The majority of the population remained in abject poverty because it was without much planning for the state in concession agreement. The Open Door Policy in Liberia for investment was widely opened without a screen of scrutiny. In order for nation building to forge ahead we must have a screen on every investment and concession agreement in the country. Can you imagine an opened door policy has let into our concession agreements? Corruption, fraud, omission, transposition, theft and you can help me name the rest. The issue of underdevelopment which we have borne through several generations has been a burden on the state according to Bill Frank Onoye.    

Tubman launched the Operation Production in 1963 that was geared toward increasing food production in the country. After several years of existence, it became operation without production because the succeeding president discontinued it. Similarly, president Doe launched the Green Revolution as a means of encouraging farmers to increase food production particularly rice. This also was discontinued leaving it with a revolution with no green. Today projects have been launched in the interest of the state. The question is, will our next leaders abandon projects of their predecessors and run their own projects by their undertakings?

 I believe that this should not go on because government is continuity. Our next leaders should first exhaust projects they meet on the national desks at their new offices.  Foreign investment in post war Liberia had been a difficult task because of the high risk of insecurity for investment. 

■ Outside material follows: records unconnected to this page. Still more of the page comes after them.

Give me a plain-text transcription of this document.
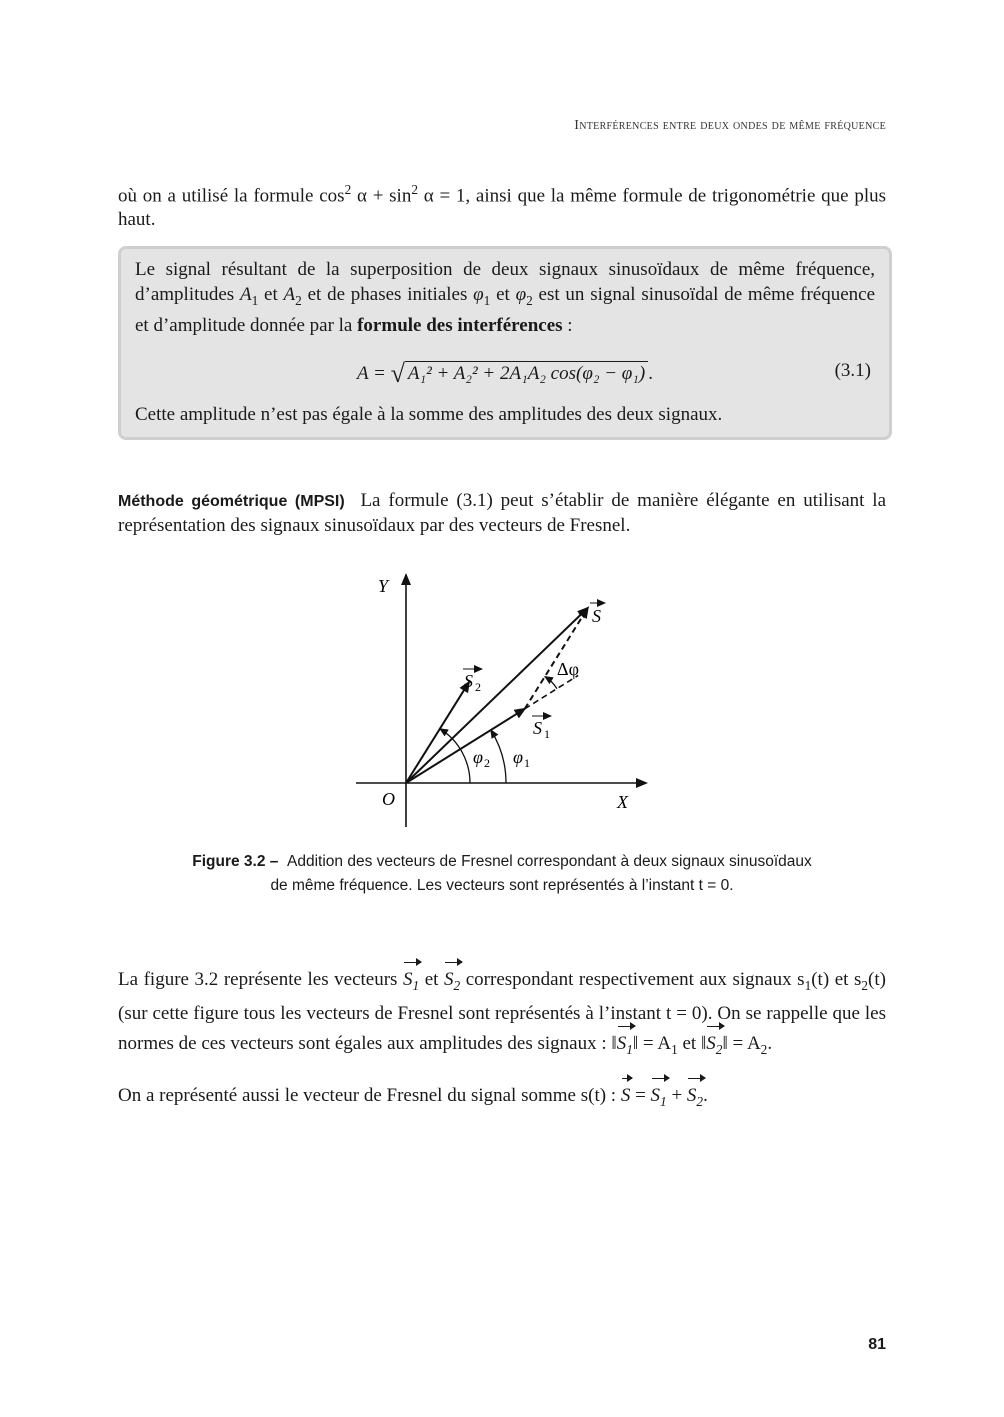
Interférences entre deux ondes de même fréquence
où on a utilisé la formule $\cos^2 \alpha + \sin^2 \alpha = 1$, ainsi que la même formule de trigonométrie que plus haut.

Le signal résultant de la superposition de deux signaux sinusoïdaux de même fréquence, d’amplitudes $A_1$ et $A_2$ et de phases initiales $\varphi_1$ et $\varphi_2$ est un signal sinusoïdal de même fréquence et d’amplitude donnée par la formule des interférences :

A = √ A₁² + A₂² + 2A₁A₂ cos(φ₂ − φ₁) .	(3.1)

Cette amplitude n’est pas égale à la somme des amplitudes des deux signaux.

Méthode géométrique (MPSI) La formule (3.1) peut s’établir de manière élégante en utilisant la représentation des signaux sinusoïdaux par des vecteurs de Fresnel.
Y
X
O
S
S 2
S 1
φ 2 φ 1
Δφ
Figure 3.2 – Addition des vecteurs de Fresnel correspondant à deux signaux sinusoïdaux de même fréquence. Les vecteurs sont représentés à l’instant t = 0.
La figure 3.2 représente les vecteurs $S_1$ et $S_2$ correspondant respectivement aux signaux $s_1(t)$ et $s_2(t)$ (sur cette figure tous les vecteurs de Fresnel sont représentés à l’instant t = 0). On se rappelle que les normes de ces vecteurs sont égales aux amplitudes des signaux : $‖S_1‖ = A_1$ et $‖S_2‖ = A_2$.
On a représenté aussi le vecteur de Fresnel du signal somme s(t) : $S = S_1 + S_2$.
81
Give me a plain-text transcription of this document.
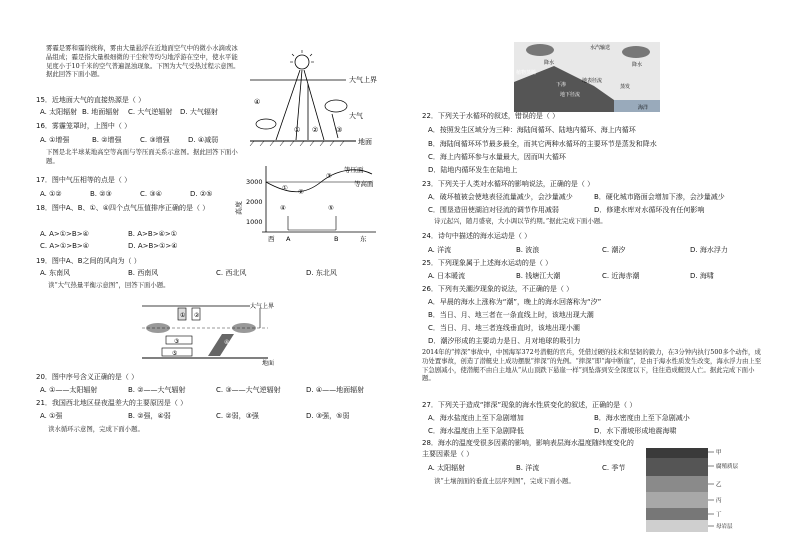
雾霾是雾和霾的统称，雾由大量悬浮在近地面空气中的微小水滴或冰晶组成；霾是指大量极细微的干尘粒等均匀地浮游在空中，使水平能见度小于10千米的空气普遍混浊现象。下图为大气受热过程示意图。据此回答下面小题。
15．近地面大气的直接热源是（ ）
A. 太阳辐射 B. 地面辐射 C. 大气逆辐射 D. 大气辐射
16．雾霾笼罩时，上图中（ ）
A. ①增强	B. ②增强	C. ③增强	D. ④减弱
下图是北半球某地高空等高面与等压面关系示意图。据此回答下面小题。
17．图中气压相等的点是（ ）
A. ①②	B. ②③	C. ③④	D. ②⑤
18．图中A、B、①、④四个点气压值排序正确的是（ ）
A. A>①>B>④	B. A>B>④>①
C. A>①>B>④	D. A>B>①>④
19．图中A、B之间的风向为（ ）
A. 东南风	B. 西南风	C. 西北风	D. 东北风
读“大气热量平衡示意图”，回答下面小题。
20．图中序号含义正确的是（ ）
A. ①——太阳辐射	B. ②——大气辐射	C. ③——大气逆辐射	D. ④——地面辐射
21．我国西北地区昼夜温差大的主要原因是（ ）
A. ①强	B. ②强，④弱	C. ②弱，③强	D. ③强，⑤弱
读水循环示意图，完成下面小题。
大气上界
大气
④
① ②	③
地面
高度
3000
2000
1000
等压面
等高面
① ②
③
④	⑤
西 A	B	东
大气上界
① ②
③
⑤
④
地面
水汽输送
降水	降水
蒸发
植物蒸腾
地表径流
地下径流
下渗
海洋
22．下列关于水循环的叙述，错误的是（ ）
A．按照发生区域分为三种：海陆间循环、陆地内循环、海上内循环
B．海陆间循环环节最多最全，而其它两种水循环的主要环节是蒸发和降水
C．海上内循环参与水量最大，因而叫大循环
D．陆地内循环发生在陆地上
23．下列关于人类对水循环的影响说法，正确的是（ ）
A．破坏植被会使地表径流量减少，会沙量减少	B．硬化城市路面会增加下渗，会沙量减少
C．围垦造田使湖泊对径流的调节作用减弱	D．修建水库对水循环没有任何影响
诗元起兴，随月盛衰，大小调以节约期。”据此完成下面小题。
24．诗句中描述的海水运动是（ ）
A. 洋流	B. 波浪	C. 潮汐	D. 海水浮力
25．下列现象属于上述海水运动的是（ ）
A. 日本暖流	B. 钱塘江大潮	C. 近海赤潮	D. 海啸
26．下列有关潮汐现象的说法，不正确的是（ ）
A．早晨的海水上涨称为“潮”，晚上的海水回落称为“汐”
B．当日、月、地三者在一条直线上时，该地出现大潮
C．当日、月、地三者连线垂直时，该地出现小潮
D．潮汐形成的主要动力是日、月对地球的吸引力
2014年的“摔深”事故中，中国海军372号潜艇的官兵，凭借过硬的技术和坚韧的毅力，在3分钟内执行500多个动作，成功处置事故，创造了潜艇史上成功摆脱“摔深”的先例。“摔深”即“海中断崖”，是由于海水性质发生改变，海水浮力由上至下急剧减小，使潜艇不由自主地从“从山顶跌下悬崖一样”到坠落到安全深度以下，往往造成艇毁人亡。据此完成下面小题。
27．下列关于造成“摔深”现象的海水性质变化的叙述，正确的是（ ）
A．海水盐度由上至下急剧增加	B．海水密度由上至下急剧减小
C．海水温度由上至下急剧降低	D．水下滑坡形成地震海啸
28．海水的温度受很多因素的影响，影响表层海水温度随纬度变化的主要因素是（ ）
A. 太阳辐射	B. 洋流	C. 季节
读“土壤剖面的垂直土层序列图”，完成下面小题。
甲
腐殖质层
乙
丙
丁
母岩层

   The burden of underdevelopment which we have borne through several generations has been more a burden of such attitudes than of meager resources and lack of opportunities to translate them into a commensurate level of prosperity. Corruption, poverty, crisis are some of the factors responsible for Liberia been underdeveloped. Our history revealed for the last fifty years, to be precise- suggests that we have had nearly everything a nation needed to work with toward the attainment of an acceptable level of nation building from our natural resources.

The way forward in Liberia’s nation building process

   Nation building goal will not be met with various challenges in existence. It is therefore necessary for Liberians to be engaged in activities that will prevent national self-destruction. In this respect, we need to breed a generation of new nation builders. We should not see sycophancy and call it loyalty. We should not see limited vision and call it foresight. We should not see mediocrity and call it excellence. We should not see exploiters and call them partners in progress. We should not see callousness and plain wickedness and call it benevolence. We should not see hypocrisy and call it concern. We should not be driven by morbid self-delusion according to Bill Frank Onye. Government should ensure that at each level of government office, the boss should be made to provide exemplary leadership on the basis of civil service regulation, unflinching patriotism and fear of God.

 The purpose is to strengthen the foundation of the nation and build the capacity of the citizens and their leaders. As mentioned above, the overall chief should prioritize anti-unemployment, anti-corruption and prioritize inclusion in the affairs of the state as solution to national society. The participation of citizens in the governance process by choosing a system that serves them best, selecting their leaders and playing active roles in decision making is the way forward in nation building. The therapy is that socioeconomic equalities are the best candidates for nation building in Liberia.